Still, Mr. Geithner hailed the taxpayer boondoggle a tremendous success:
As Treasury exits its investment in Chrysler, it’s clear that President Obama’s decision to stand behind and restructure this company was the right one. Today, America’s automakers are mounting one of the most improbable turnarounds in recent history – creating new jobs and making new investments in communities across our country.
At the time, Mr. Eastwood himself criticized the automobile bailout:
We shouldn’t be bailing out the banks and car companies. If a CEO can’t figure out how to make his company profitable, then he shouldn’t be the CEO.
As for Mr. Eastwood’s compensation for the ad, Mr. Eastwood claims that “anything they gave me for it went to charity.” Chrysler has not released figures on the total costs to design, shoot, and air the two-minute spot. However, 30-second commercials reportedly cost $3.5 million.

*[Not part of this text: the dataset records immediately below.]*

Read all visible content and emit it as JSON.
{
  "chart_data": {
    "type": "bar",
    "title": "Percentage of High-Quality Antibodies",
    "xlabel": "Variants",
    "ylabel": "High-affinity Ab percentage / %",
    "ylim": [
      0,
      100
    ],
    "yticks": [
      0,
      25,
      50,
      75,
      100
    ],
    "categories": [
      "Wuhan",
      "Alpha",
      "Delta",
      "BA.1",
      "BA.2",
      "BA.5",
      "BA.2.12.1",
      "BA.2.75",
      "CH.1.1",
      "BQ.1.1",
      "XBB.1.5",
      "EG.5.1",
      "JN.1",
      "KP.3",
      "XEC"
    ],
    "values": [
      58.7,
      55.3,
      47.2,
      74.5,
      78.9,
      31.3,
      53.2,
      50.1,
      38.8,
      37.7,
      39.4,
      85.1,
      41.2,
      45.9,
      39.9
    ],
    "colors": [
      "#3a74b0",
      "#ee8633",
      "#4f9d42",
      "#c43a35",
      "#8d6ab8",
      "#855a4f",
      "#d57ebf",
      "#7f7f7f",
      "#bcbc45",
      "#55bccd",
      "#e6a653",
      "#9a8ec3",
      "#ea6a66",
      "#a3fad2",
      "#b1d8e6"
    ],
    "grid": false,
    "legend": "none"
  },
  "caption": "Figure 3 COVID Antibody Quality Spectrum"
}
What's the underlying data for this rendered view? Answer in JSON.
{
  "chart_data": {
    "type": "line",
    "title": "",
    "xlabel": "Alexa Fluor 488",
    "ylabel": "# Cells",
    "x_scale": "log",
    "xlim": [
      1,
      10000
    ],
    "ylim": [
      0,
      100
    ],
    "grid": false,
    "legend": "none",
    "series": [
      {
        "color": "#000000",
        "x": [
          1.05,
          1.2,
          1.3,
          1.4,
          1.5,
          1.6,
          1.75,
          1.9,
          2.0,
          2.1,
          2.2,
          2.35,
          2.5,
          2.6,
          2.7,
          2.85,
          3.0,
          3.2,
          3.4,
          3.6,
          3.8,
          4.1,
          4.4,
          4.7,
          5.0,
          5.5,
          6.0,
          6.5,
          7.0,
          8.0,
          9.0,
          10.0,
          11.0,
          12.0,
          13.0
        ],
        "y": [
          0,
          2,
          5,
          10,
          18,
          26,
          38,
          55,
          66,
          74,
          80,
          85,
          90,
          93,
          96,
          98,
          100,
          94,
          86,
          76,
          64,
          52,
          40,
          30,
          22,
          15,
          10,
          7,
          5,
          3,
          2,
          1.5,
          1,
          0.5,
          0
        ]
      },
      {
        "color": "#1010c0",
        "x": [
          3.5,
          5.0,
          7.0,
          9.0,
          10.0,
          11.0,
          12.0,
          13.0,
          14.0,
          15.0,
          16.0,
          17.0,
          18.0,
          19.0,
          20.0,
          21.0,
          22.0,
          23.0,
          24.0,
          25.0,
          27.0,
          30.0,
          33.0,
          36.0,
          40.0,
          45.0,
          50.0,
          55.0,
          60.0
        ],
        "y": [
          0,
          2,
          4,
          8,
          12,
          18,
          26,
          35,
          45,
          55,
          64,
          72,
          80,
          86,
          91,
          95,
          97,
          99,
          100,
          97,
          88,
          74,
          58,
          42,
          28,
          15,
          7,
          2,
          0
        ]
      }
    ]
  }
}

Mr. Eastwood also says he is “certainly not affiliated with Mr. Obama.”
However, critics are left to wonder: how could a company who has yet to repay taxpayers the $1.3 billion it loaned them afford such a lavish advertising campaign? And if, indeed, Chrysler is back on top, then why hasn’t it volunteered to repay Americans the money it still owes them?
After all, as the commercial says, “It’s halftime in America, too. People are out of work and they’re hurting. And they’re all wondering what they’re going to do to make a comeback. And we’re all scared, because this isn’t a game.”
So when can taxpayers expect Chrysler to cut them that $1.3 billion it owes them? After all, isn’t that the right thing to do?